MINNEAPOLIS – An electrician who’s just starting his own business showed up at a work site at 6:30 a.m. and discovered his work trailer and $20,00 pf tools had been stolen. Using a tracking device he had installed in the trailer, Jerry Yang spotted the vehicle a half mile away. It was at a massive Near North homeless camp. He called police. Then new frustration set in. Yang said he was told that the camp was too dangerous to go into. Police entering the camp have been attacked. “The criminals there know that they can walk away and do whatever they want and know the cops aren’t going to enforce the law,” Yang told a KARE reporter. A police spokesperson didn’t deny how Yang was reading the situation: “It’s not that we’re unwilling to help. We just have to find the right time and circumstances to do it.” Police need to “be creative and get the job done with the least amount of force,” the spokesperson said. “The risk right now may be too much.” Yang expects the trailer will be empty when police get to it. Probably already is, he said.

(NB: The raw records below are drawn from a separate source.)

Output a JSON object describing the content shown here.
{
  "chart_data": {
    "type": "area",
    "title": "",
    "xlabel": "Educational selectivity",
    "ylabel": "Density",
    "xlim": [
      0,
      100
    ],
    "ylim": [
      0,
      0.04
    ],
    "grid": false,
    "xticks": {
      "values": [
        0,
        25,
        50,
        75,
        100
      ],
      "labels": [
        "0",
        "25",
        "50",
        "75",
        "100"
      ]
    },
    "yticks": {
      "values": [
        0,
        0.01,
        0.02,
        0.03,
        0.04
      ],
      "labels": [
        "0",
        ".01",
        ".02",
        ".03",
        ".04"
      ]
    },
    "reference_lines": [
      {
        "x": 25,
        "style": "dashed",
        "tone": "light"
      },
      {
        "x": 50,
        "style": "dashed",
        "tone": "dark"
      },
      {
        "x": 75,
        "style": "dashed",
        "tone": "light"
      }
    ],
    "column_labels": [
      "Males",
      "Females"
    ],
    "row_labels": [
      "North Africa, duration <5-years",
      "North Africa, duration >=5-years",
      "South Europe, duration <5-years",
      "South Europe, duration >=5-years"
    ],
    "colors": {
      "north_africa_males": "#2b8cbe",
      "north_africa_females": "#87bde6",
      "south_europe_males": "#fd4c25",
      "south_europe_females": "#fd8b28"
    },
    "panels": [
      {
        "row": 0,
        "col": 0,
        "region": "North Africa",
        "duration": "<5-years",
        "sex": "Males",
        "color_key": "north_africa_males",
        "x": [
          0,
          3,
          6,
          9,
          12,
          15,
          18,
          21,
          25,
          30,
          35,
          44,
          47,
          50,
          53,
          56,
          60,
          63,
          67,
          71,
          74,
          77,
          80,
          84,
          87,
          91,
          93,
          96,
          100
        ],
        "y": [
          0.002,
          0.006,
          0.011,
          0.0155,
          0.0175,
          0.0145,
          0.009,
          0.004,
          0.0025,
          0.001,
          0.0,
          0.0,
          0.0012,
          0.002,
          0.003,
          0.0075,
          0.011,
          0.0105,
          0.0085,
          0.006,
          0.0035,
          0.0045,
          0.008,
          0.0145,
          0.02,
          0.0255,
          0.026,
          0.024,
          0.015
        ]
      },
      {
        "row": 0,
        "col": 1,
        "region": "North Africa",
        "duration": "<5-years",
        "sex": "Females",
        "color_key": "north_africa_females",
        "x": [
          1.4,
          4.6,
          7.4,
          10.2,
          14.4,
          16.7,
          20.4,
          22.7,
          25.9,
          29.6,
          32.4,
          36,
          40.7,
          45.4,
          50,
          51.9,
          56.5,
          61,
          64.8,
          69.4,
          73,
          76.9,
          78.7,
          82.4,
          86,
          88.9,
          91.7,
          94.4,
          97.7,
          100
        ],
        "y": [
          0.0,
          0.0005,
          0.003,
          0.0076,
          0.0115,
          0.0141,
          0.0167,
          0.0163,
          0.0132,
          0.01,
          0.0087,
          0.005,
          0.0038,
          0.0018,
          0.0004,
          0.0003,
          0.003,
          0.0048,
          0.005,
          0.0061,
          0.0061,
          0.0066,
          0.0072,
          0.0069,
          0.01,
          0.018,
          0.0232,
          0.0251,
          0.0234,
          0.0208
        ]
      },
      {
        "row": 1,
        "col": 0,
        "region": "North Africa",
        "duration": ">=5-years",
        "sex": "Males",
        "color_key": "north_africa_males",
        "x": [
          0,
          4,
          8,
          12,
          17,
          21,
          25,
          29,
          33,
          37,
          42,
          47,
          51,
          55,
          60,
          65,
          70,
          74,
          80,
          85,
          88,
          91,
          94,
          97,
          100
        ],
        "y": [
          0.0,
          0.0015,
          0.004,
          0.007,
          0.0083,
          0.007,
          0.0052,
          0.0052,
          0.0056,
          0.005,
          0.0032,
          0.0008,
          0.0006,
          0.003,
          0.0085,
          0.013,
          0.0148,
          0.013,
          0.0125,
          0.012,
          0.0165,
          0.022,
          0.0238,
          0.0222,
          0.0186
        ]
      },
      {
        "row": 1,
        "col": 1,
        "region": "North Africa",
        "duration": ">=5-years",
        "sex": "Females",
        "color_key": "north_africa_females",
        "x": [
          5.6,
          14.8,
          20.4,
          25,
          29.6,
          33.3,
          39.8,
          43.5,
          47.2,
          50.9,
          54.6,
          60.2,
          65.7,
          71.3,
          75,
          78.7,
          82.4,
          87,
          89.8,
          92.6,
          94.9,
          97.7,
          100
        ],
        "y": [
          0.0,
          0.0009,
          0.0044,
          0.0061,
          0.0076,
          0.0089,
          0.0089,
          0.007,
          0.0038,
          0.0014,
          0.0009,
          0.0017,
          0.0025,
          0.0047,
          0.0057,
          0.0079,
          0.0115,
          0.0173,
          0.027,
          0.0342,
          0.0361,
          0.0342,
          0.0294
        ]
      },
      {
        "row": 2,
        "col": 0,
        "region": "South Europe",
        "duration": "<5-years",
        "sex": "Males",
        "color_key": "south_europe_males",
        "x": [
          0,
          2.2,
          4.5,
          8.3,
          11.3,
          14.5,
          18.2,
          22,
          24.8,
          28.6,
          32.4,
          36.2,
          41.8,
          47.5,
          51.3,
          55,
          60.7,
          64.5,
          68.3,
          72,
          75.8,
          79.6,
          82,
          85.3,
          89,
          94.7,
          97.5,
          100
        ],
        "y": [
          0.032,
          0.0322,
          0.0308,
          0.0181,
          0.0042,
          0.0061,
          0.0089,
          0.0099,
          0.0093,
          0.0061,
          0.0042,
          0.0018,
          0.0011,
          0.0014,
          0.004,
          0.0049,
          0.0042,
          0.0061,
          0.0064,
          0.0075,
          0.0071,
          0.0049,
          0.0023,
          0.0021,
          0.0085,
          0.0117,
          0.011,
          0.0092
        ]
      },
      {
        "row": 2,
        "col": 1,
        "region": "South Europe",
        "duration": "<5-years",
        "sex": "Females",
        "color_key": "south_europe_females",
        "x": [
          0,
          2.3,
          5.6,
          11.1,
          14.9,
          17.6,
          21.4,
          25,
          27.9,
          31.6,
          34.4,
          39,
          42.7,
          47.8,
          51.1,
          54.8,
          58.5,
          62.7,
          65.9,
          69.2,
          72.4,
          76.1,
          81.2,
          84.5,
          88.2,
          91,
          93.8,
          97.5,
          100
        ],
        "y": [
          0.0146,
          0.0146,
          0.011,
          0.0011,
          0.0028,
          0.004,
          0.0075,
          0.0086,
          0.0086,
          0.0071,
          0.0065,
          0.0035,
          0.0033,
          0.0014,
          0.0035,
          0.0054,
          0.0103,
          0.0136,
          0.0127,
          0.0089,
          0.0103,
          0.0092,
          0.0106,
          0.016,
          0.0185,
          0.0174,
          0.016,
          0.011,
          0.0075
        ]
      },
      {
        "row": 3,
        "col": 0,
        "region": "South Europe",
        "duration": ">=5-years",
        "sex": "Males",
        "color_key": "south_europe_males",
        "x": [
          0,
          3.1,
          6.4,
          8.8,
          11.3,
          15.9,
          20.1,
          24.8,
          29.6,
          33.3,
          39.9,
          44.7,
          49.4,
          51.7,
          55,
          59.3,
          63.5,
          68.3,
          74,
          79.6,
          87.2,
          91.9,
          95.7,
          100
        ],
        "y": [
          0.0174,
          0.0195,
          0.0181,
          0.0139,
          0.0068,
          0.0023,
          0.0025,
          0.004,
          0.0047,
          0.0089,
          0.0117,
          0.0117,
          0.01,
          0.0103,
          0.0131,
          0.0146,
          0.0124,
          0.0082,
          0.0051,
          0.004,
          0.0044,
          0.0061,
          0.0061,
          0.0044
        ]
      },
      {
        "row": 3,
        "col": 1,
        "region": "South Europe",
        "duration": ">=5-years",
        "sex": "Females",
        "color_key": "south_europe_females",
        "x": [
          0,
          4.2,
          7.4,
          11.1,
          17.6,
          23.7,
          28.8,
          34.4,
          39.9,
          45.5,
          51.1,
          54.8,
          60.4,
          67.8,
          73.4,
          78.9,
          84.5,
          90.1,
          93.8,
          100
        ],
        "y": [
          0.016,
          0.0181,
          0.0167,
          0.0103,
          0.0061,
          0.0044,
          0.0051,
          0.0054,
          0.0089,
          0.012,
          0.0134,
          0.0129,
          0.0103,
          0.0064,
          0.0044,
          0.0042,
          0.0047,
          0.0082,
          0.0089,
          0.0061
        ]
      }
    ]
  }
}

Heisted trailer. Owner knows where it is. So too the police. What to do? And how?

Homeless profile

The camp is in the Near North area of Minneapolis on city-owned land. It’s one of more than a dozen transient encampments in the city. The camp in is heavily Native American, some employed, many not. The camp has a native Ojibwe name: WiiDooKoDaaDiiWag. Translation: “They help each other.” The homeless population in shelters statewide is estimated at 13,000 adults, 2,400 youth age 18 to 24, and 5,000 children.